The Devonian Period was fraught with tremendous biological, ecological and atmospheric change. The evolutionary advancement of fully developed root structures by land plants in the later Devonian revolutionized the Earth’s surface, constituting the emergence of the first Critical Zone. This biological innovation within the terrestrial biosphere initiated a pseudo-modern process of soil formation dynamics, and in turn significantly impacted nutrient and carbon cycling within the global oceans. It has been theorized that this extraordinary transformation upon Earth’s surface vastly increased nutrient flux to paleo oceans, resulting in widespread anoxia and potentially driving multiple marine mass extinctions. To date however, definitive evidence linking these events has remained elusive. In order to answer this long standing scientific question, land-based measures of P weathering and mobilization during this time were developed to provide a dynamic and quantitative basis for assessing the global role of plant and soil evolution.
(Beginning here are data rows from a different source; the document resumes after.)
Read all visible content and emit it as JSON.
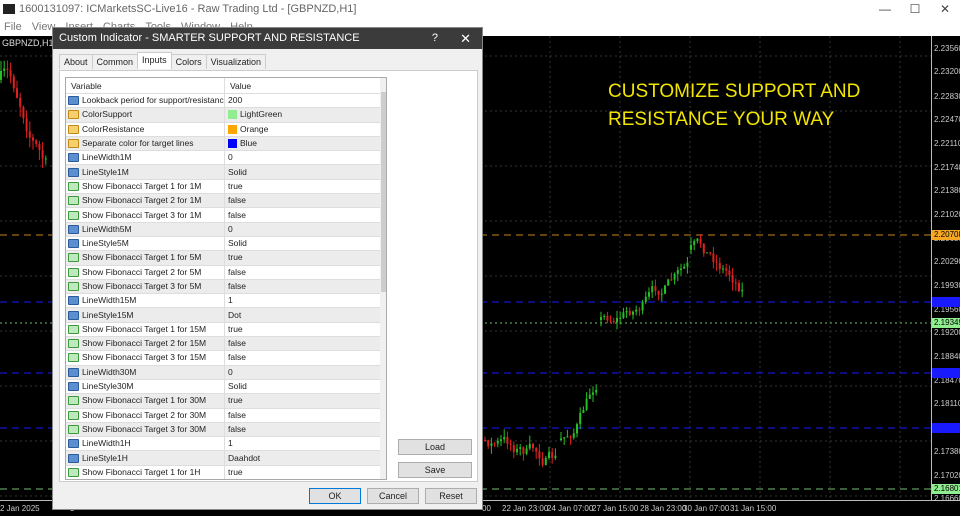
{
  "window": {
    "title": "1600131097: ICMarketsSC-Live16 - Raw Trading Ltd - [GBPNZD,H1]",
    "menu": [
      "File",
      "View",
      "Insert",
      "Charts",
      "Tools",
      "Window",
      "Help"
    ]
  },
  "chart": {
    "symbol": "GBPNZD,H1",
    "promo_line1": "CUSTOMIZE SUPPORT AND",
    "promo_line2": "RESISTANCE YOUR WAY",
    "price_labels": [
      "2.23560",
      "2.23200",
      "2.22830",
      "2.22470",
      "2.22110",
      "2.21740",
      "2.21380",
      "2.21020",
      "2.20650",
      "2.20290",
      "2.19930",
      "2.19560",
      "2.19200",
      "2.18840",
      "2.18470",
      "2.18110",
      "2.17380",
      "2.17020",
      "2.16660"
    ],
    "levels": [
      {
        "price": "2.20708",
        "color": "#f5a623",
        "style": "dashed"
      },
      {
        "price": "",
        "color": "#1a1aff",
        "style": "dashed"
      },
      {
        "price": "2.19349",
        "color": "#90ee90",
        "style": "dotted"
      },
      {
        "price": "",
        "color": "#1a1aff",
        "style": "dashed"
      },
      {
        "price": "",
        "color": "#1a1aff",
        "style": "dashed"
      },
      {
        "price": "2.16801",
        "color": "#90ee90",
        "style": "dashed"
      }
    ],
    "time_labels": [
      "2 Jan 2025",
      "3",
      "00",
      "22 Jan 23:00",
      "24 Jan 07:00",
      "27 Jan 15:00",
      "28 Jan 23:00",
      "30 Jan 07:00",
      "31 Jan 15:00"
    ]
  },
  "dialog": {
    "title": "Custom Indicator - SMARTER SUPPORT AND RESISTANCE",
    "help": "?",
    "close": "✕",
    "tabs": [
      "About",
      "Common",
      "Inputs",
      "Colors",
      "Visualization"
    ],
    "active_tab": "Inputs",
    "columns": [
      "Variable",
      "Value"
    ],
    "rows": [
      {
        "type": "int",
        "name": "Lookback period for support/resistance",
        "value": "200"
      },
      {
        "type": "col",
        "name": "ColorSupport",
        "value": "LightGreen",
        "swatch": "#90ee90"
      },
      {
        "type": "col",
        "name": "ColorResistance",
        "value": "Orange",
        "swatch": "#ffa500"
      },
      {
        "type": "col",
        "name": "Separate color for target lines",
        "value": "Blue",
        "swatch": "#0000ff"
      },
      {
        "type": "int",
        "name": "LineWidth1M",
        "value": "0"
      },
      {
        "type": "int",
        "name": "LineStyle1M",
        "value": "Solid"
      },
      {
        "type": "bool",
        "name": "Show Fibonacci Target 1 for 1M",
        "value": "true"
      },
      {
        "type": "bool",
        "name": "Show Fibonacci Target 2 for 1M",
        "value": "false"
      },
      {
        "type": "bool",
        "name": "Show Fibonacci Target 3 for 1M",
        "value": "false"
      },
      {
        "type": "int",
        "name": "LineWidth5M",
        "value": "0"
      },
      {
        "type": "int",
        "name": "LineStyle5M",
        "value": "Solid"
      },
      {
        "type": "bool",
        "name": "Show Fibonacci Target 1 for 5M",
        "value": "true"
      },
      {
        "type": "bool",
        "name": "Show Fibonacci Target 2 for 5M",
        "value": "false"
      },
      {
        "type": "bool",
        "name": "Show Fibonacci Target 3 for 5M",
        "value": "false"
      },
      {
        "type": "int",
        "name": "LineWidth15M",
        "value": "1"
      },
      {
        "type": "int",
        "name": "LineStyle15M",
        "value": "Dot"
      },
      {
        "type": "bool",
        "name": "Show Fibonacci Target 1 for 15M",
        "value": "true"
      },
      {
        "type": "bool",
        "name": "Show Fibonacci Target 2 for 15M",
        "value": "false"
      },
      {
        "type": "bool",
        "name": "Show Fibonacci Target 3 for 15M",
        "value": "false"
      },
      {
        "type": "int",
        "name": "LineWidth30M",
        "value": "0"
      },
      {
        "type": "int",
        "name": "LineStyle30M",
        "value": "Solid"
      },
      {
        "type": "bool",
        "name": "Show Fibonacci Target 1 for 30M",
        "value": "true"
      },
      {
        "type": "bool",
        "name": "Show Fibonacci Target 2 for 30M",
        "value": "false"
      },
      {
        "type": "bool",
        "name": "Show Fibonacci Target 3 for 30M",
        "value": "false"
      },
      {
        "type": "int",
        "name": "LineWidth1H",
        "value": "1"
      },
      {
        "type": "int",
        "name": "LineStyle1H",
        "value": "Daahdot"
      },
      {
        "type": "bool",
        "name": "Show Fibonacci Target 1 for 1H",
        "value": "true"
      }
    ],
    "buttons": {
      "load": "Load",
      "save": "Save",
      "ok": "OK",
      "cancel": "Cancel",
      "reset": "Reset"
    }
  }
}
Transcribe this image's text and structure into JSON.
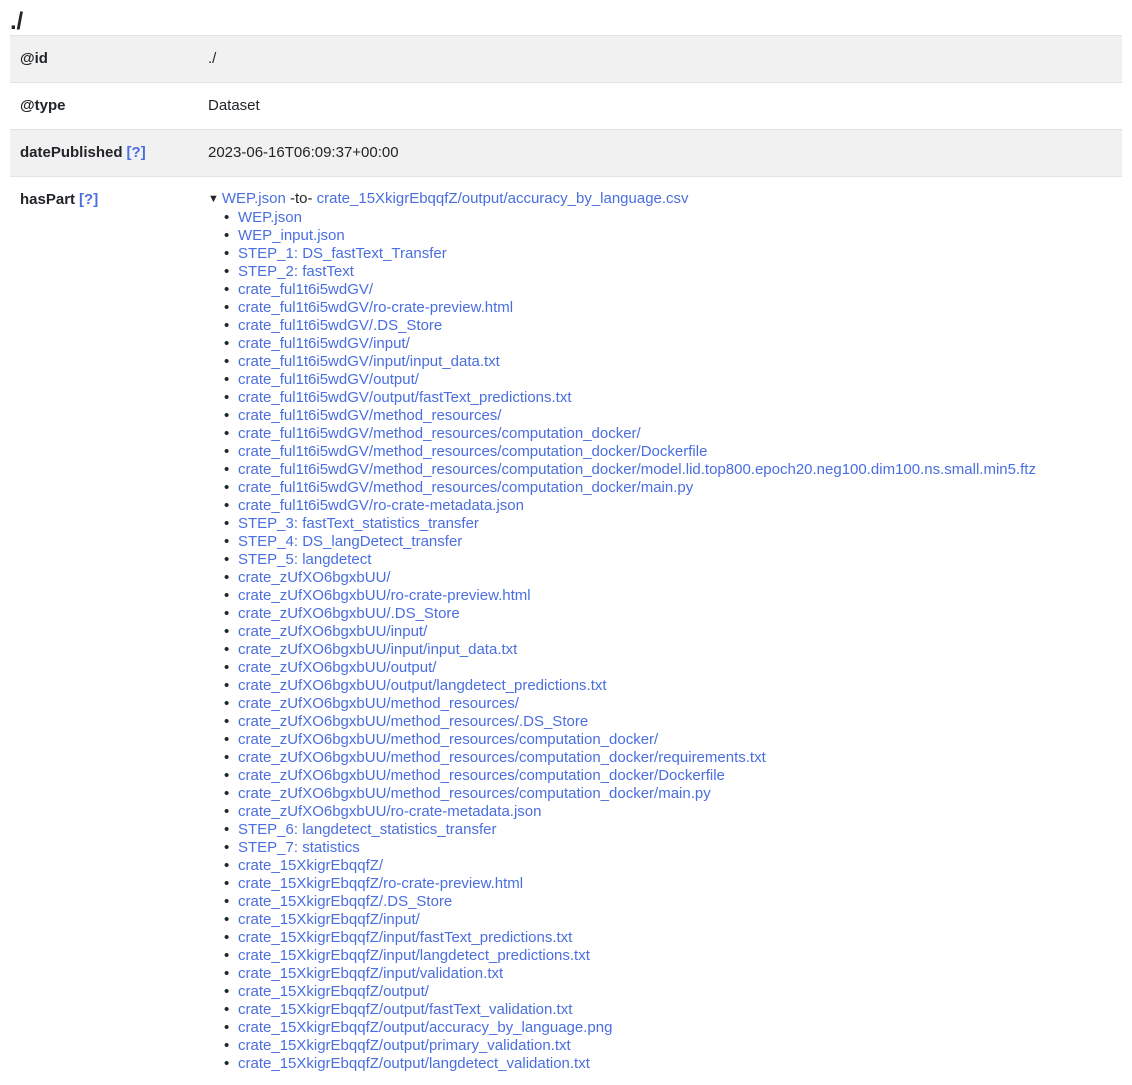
{
  "page": {
    "title": "./"
  },
  "help_label": "[?]",
  "metadata": {
    "rows": [
      {
        "key": "@id",
        "has_help": false,
        "value": "./"
      },
      {
        "key": "@type",
        "has_help": false,
        "value": "Dataset"
      },
      {
        "key": "datePublished",
        "has_help": true,
        "value": "2023-06-16T06:09:37+00:00"
      },
      {
        "key": "hasPart",
        "has_help": true,
        "value": ""
      }
    ]
  },
  "has_part": {
    "triangle": "▼",
    "summary": {
      "first": "WEP.json",
      "separator": "-to-",
      "last": "crate_15XkigrEbqqfZ/output/accuracy_by_language.csv"
    },
    "items": [
      "WEP.json",
      "WEP_input.json",
      "STEP_1: DS_fastText_Transfer",
      "STEP_2: fastText",
      "crate_ful1t6i5wdGV/",
      "crate_ful1t6i5wdGV/ro-crate-preview.html",
      "crate_ful1t6i5wdGV/.DS_Store",
      "crate_ful1t6i5wdGV/input/",
      "crate_ful1t6i5wdGV/input/input_data.txt",
      "crate_ful1t6i5wdGV/output/",
      "crate_ful1t6i5wdGV/output/fastText_predictions.txt",
      "crate_ful1t6i5wdGV/method_resources/",
      "crate_ful1t6i5wdGV/method_resources/computation_docker/",
      "crate_ful1t6i5wdGV/method_resources/computation_docker/Dockerfile",
      "crate_ful1t6i5wdGV/method_resources/computation_docker/model.lid.top800.epoch20.neg100.dim100.ns.small.min5.ftz",
      "crate_ful1t6i5wdGV/method_resources/computation_docker/main.py",
      "crate_ful1t6i5wdGV/ro-crate-metadata.json",
      "STEP_3: fastText_statistics_transfer",
      "STEP_4: DS_langDetect_transfer",
      "STEP_5: langdetect",
      "crate_zUfXO6bgxbUU/",
      "crate_zUfXO6bgxbUU/ro-crate-preview.html",
      "crate_zUfXO6bgxbUU/.DS_Store",
      "crate_zUfXO6bgxbUU/input/",
      "crate_zUfXO6bgxbUU/input/input_data.txt",
      "crate_zUfXO6bgxbUU/output/",
      "crate_zUfXO6bgxbUU/output/langdetect_predictions.txt",
      "crate_zUfXO6bgxbUU/method_resources/",
      "crate_zUfXO6bgxbUU/method_resources/.DS_Store",
      "crate_zUfXO6bgxbUU/method_resources/computation_docker/",
      "crate_zUfXO6bgxbUU/method_resources/computation_docker/requirements.txt",
      "crate_zUfXO6bgxbUU/method_resources/computation_docker/Dockerfile",
      "crate_zUfXO6bgxbUU/method_resources/computation_docker/main.py",
      "crate_zUfXO6bgxbUU/ro-crate-metadata.json",
      "STEP_6: langdetect_statistics_transfer",
      "STEP_7: statistics",
      "crate_15XkigrEbqqfZ/",
      "crate_15XkigrEbqqfZ/ro-crate-preview.html",
      "crate_15XkigrEbqqfZ/.DS_Store",
      "crate_15XkigrEbqqfZ/input/",
      "crate_15XkigrEbqqfZ/input/fastText_predictions.txt",
      "crate_15XkigrEbqqfZ/input/langdetect_predictions.txt",
      "crate_15XkigrEbqqfZ/input/validation.txt",
      "crate_15XkigrEbqqfZ/output/",
      "crate_15XkigrEbqqfZ/output/fastText_validation.txt",
      "crate_15XkigrEbqqfZ/output/accuracy_by_language.png",
      "crate_15XkigrEbqqfZ/output/primary_validation.txt",
      "crate_15XkigrEbqqfZ/output/langdetect_validation.txt"
    ]
  },
  "colors": {
    "link": "#4a6ee0",
    "text": "#212529",
    "stripe": "#f1f1f1",
    "border": "#e3e3e6"
  }
}
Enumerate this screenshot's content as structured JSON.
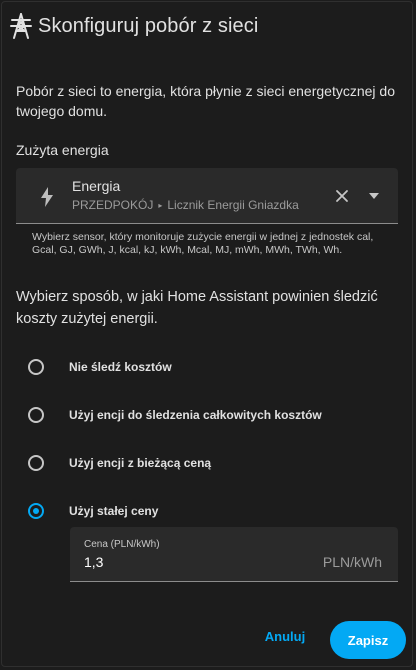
{
  "dialog": {
    "title": "Skonfiguruj pobór z sieci",
    "icon": "transmission-tower-icon",
    "intro": "Pobór z sieci to energia, która płynie z sieci energetycznej do twojego domu.",
    "section_label": "Zużyta energia",
    "entity_picker": {
      "icon": "lightning-bolt-icon",
      "name": "Energia",
      "area": "PRZEDPOKÓJ",
      "separator": "▸",
      "device": "Licznik Energii Gniazdka"
    },
    "helper": "Wybierz sensor, który monitoruje zużycie energii w jednej z jednostek cal, Gcal, GJ, GWh, J, kcal, kJ, kWh, Mcal, MJ, mWh, MWh, TWh, Wh.",
    "question": "Wybierz sposób, w jaki Home Assistant powinien śledzić koszty zużytej energii.",
    "options": [
      {
        "label": "Nie śledź kosztów",
        "checked": false
      },
      {
        "label": "Użyj encji do śledzenia całkowitych kosztów",
        "checked": false
      },
      {
        "label": "Użyj encji z bieżącą ceną",
        "checked": false
      },
      {
        "label": "Użyj stałej ceny",
        "checked": true
      }
    ],
    "price": {
      "label": "Cena (PLN/kWh)",
      "value": "1,3",
      "suffix": "PLN/kWh"
    },
    "cancel_label": "Anuluj",
    "save_label": "Zapisz"
  },
  "colors": {
    "background": "#1c1c1c",
    "field_background": "#2a2a2a",
    "accent": "#03a9f4",
    "text": "#e1e1e1",
    "secondary_text": "#9b9b9b"
  }
}
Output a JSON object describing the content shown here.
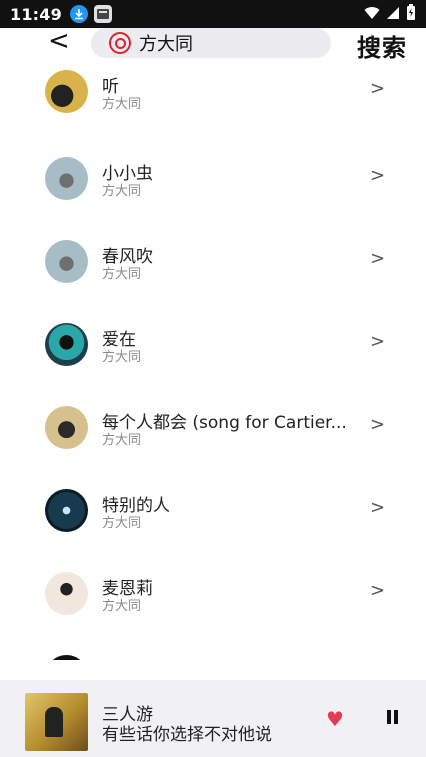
{
  "status_bar": {
    "time": "11:49"
  },
  "topbar": {
    "back_label": "<",
    "search_value": "方大同",
    "search_button_label": "搜索"
  },
  "songs": [
    {
      "title": "听",
      "artist": "方大同"
    },
    {
      "title": "小小虫",
      "artist": "方大同"
    },
    {
      "title": "春风吹",
      "artist": "方大同"
    },
    {
      "title": "爱在",
      "artist": "方大同"
    },
    {
      "title": "每个人都会 (song for Cartier...",
      "artist": "方大同"
    },
    {
      "title": "特别的人",
      "artist": "方大同"
    },
    {
      "title": "麦恩莉",
      "artist": "方大同"
    },
    {
      "title": "",
      "artist": ""
    }
  ],
  "chevron_glyph": ">",
  "player": {
    "title": "三人游",
    "subtitle": "有些话你选择不对他说",
    "favorite": true,
    "heart_glyph": "♥",
    "accent_color": "#e33b53"
  },
  "icons": {
    "status": [
      "download-icon",
      "app-notification-icon",
      "wifi-icon",
      "signal-icon",
      "battery-icon"
    ],
    "search": "netease-music-icon",
    "player": [
      "heart-icon",
      "pause-icon"
    ]
  }
}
Here we present results from multiple Devonian lacustrine sequences from both Euramerica and Gondwana which show evidence of a net loss of P during root development coincident with the appearance of early trees such as the progymnosperms Archaeopteris and Svalbardia. Critically, two Mid Devonian study sites, one in northern Scotland and the other in eastern Greenland, both of which formed in extensional basins surrounding the Caledonian Mountains, reveal a near identical net loss of P despite their geographic separation. The presence of identical nutrient pulses in evolutionarily similar, yet geographically different regions provides critical support to the hypothesis that the expansion and diversification of land plants released unprecedented levels of nutrients driving global eutrophication and anoxia.